In 1870, they hired the help of a local woodworker named František Rint. Very little is known about this man, but there is some evidence that he trained as an artist in Rome where he picked up some inspiration.
“Rint had been in Italy. The reason is this pertinent is because Italy had a lot of these types of places…There are these chandeliers made of bone. And what do we find at Sedlec? We find this giant chandelier made of bones. He had probably based the work he was doing at Sedlec on a lot of Italian models that he likely would have seen when he was in Rome” added Koudounaris.
The bone chandelier is perhaps the most recognized decoration of Sedlec Ossuary, but it’s home to a number of other interesting and visually arresting features. Rint fashioned the Schwarzenberg family’s coat of arms crafted out of human bones in painstaking detail.

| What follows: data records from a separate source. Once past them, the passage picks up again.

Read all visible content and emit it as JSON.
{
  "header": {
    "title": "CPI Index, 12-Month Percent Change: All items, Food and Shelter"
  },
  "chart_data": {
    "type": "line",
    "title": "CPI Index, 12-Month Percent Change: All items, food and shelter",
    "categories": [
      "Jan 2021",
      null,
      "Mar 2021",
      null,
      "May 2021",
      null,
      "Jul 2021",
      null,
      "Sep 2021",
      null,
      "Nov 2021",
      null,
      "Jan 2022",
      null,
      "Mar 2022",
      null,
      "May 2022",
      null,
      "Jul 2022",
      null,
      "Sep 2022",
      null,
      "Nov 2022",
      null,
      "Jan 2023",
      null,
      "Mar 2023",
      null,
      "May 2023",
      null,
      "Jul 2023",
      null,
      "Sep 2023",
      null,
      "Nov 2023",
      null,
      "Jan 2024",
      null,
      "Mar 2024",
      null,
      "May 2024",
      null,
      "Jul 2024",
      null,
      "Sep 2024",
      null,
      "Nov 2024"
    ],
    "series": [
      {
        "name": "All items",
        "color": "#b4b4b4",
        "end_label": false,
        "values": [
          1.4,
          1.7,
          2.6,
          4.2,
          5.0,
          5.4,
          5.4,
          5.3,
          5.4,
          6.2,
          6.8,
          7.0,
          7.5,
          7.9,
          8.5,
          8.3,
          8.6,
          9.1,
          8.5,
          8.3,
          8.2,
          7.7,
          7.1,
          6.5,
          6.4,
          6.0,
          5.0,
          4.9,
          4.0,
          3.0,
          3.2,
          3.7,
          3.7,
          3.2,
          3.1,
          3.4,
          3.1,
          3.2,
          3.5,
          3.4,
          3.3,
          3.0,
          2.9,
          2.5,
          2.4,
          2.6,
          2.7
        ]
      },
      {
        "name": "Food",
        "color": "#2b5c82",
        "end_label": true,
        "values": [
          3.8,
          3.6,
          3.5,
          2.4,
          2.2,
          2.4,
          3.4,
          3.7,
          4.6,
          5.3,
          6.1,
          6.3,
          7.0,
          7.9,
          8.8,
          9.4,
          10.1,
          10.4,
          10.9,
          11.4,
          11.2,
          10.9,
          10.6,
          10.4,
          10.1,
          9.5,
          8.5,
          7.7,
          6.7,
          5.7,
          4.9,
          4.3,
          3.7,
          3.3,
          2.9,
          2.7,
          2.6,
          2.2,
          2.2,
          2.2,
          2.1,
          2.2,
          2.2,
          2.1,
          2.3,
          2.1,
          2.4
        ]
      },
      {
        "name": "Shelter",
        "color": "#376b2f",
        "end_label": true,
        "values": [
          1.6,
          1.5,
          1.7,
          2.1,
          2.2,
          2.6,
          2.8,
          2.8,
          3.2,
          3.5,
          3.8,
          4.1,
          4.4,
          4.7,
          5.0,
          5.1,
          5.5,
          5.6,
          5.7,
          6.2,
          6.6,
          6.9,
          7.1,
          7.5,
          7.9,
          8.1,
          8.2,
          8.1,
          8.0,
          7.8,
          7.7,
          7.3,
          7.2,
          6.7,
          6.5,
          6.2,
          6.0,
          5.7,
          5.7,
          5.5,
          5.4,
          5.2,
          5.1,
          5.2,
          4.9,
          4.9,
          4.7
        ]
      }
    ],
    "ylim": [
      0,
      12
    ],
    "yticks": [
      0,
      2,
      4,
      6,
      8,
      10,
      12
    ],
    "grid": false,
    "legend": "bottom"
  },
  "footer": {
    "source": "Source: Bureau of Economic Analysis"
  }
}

The bottom right of the crest depicts a crow pecking the eyes of a beheaded Turkish enemy, which Rint depicted using a real human skull and a bird made out of numerous assorted bones. He also adorned the wall with his own signature written – of course – in bones.
To the modern eye, Sedlec ossuary may come across as an archaic relic of a backward Medieval era – but it is a surprisingly modern creation. Its present incarnation was put together at the time Mark Twain was writing his most famous novels and Impressionism was big in Paris.
It's apparent that the Schwarzenberg family was not necessarily looking to create a somber space to reflect on the dead, but perhaps something more akin to a roadside curiosity.
“The whole point of these places originally was to say: ‘look in here as you pass’ to remember this will you one day too. All these worldly honors that you have now are all meaningless because in the end, when you look at this bone stack, you can’t tell the rich man from the begar, or the wise man from the village idiot”, he added.
“These ossuaries were initially designed as a liminal space where people interact with the dead. Now we’ve done what we do with everything: we commodified it and turned it into tourist sites in order to, well, serve the new god, which is money,” Koudounaris wryly commented.
Nevertheless, the end product clearly has clearly hit a chord with people's imaginations. Sedlec ossuary has become one of the most popular tourist spots in Czechia. It has also been the subject of countless pop culture references, from Swedish black metal album covers to the inspiration of Dr Satan's lair in the Rob Zombie movie House of 1000 Corpses.
Whether it’s morbid curiosity and that sense of Memento mori, or simply just YouTubers looking to find some sensational content to go viral, Sedlec ossuary still undoubtedly has a hold on peoples’ hearts.
“In the end, the reason Sedlec is popular is that it deserves to be – they did a really great job,” he concludes.